Le tourisme médical au Maroc pourrait générer 300 000 arrivées supplémentaires

Le Maroc est loin d’avoir atteint son potentiel dans le secteur du tourisme médical, mais une stratégie de marque nationale et des investissements suffisants pourraient s’avérer utiles.

Le tourisme médical au Maroc pourrait générer plus de 300 000 arrivées supplémentaires, affirme le président du conseil d’administration de la Société marocaine d’ingénierie touristique (SMIT), Imad Berrakad.

Le tourisme médical consiste à voyager à l’étranger pour recevoir des soins médicaux. Au moins 20 millions de personnes à travers le monde se rendent chaque année dans des pays dotés de systèmes de santé avancés, de traitements médicaux à faible coût, ou même de ressources naturelles présentant des avantages médicaux, comme les sources minérales et sulfureuses.

Le Maroc s’est classé 31e au classement général de l’indice du tourisme médical 2020-2021, un classement inférieur à la moyenne. Bien que les hôpitaux privés marocains puissent être attrayants pour les étrangers, l’indice indique que les visiteurs considèrent généralement les hôpitaux publics du pays “comme décrépis et manquant de médecins qualifiés, de médicaments et d’équipements.” La même source indique que le Maroc ne dispose pas d’un environnement culturel et politique idéal pour les touristes médicaux potentiels.

S’adressant aux médias d’État marocains, M. Berrakad a déclaré que le tourisme médical dans le pays représente une opportunité “très prometteuse” et présente des avantages comparatifs et compétitifs.

Berrakad a expliqué que le développement du tourisme médical au Maroc nécessite la mise en place d’une offre médicale adéquate, d’agences spécialisées, ainsi que d’un cadre réglementaire régissant leurs activités.

Il a rappelé la loi 113-13 de février 2015, qui concerne l’autorisation d’ouverture des cliniques privées aux investisseurs non médicaux. Le président de la SMIT a qualifié cette loi d’acquis majeur et de catalyseur de l’investissement dans le tourisme médical au Maroc.
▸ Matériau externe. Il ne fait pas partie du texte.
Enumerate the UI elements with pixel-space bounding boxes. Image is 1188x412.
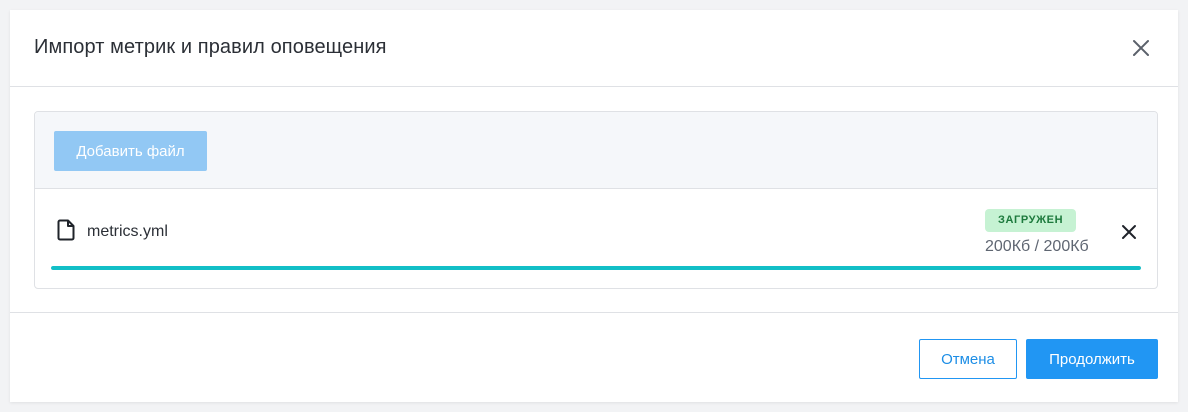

Toutefois, le professionnel estime que l’essor du tourisme médical au Maroc nécessite la mise en place d’un écosystème qui le favorise. Un écosystème du tourisme médical doit comprendre, entre autres, des médecins, des incitations, des opérateurs professionnels et des directives légales.

Le président de la SMIT prévoit que cet écosystème ancrera le Maroc parmi les principales destinations internationales et suivre l’évolution du tourisme médical en Turquie, en Thaïlande, en Egypte, en Inde, au Liban et en Malaisie.

L’Institut marocain d’intelligence stratégique (IMIS) a récemment publié une étude indiquant que la stratégie de marque, la transformation numérique et l’anticipation de nouveaux marchés au Maroc sont des facteurs clés qui stimuleront l’industrie du tourisme médical du pays.

Exploiter ce potentiel nécessite, selon l’IMIS, la promotion par le gouvernement d’une stratégie de marque nationale et le soutien aux investissements nécessaires dans les domaines de la santé et de l’hébergement.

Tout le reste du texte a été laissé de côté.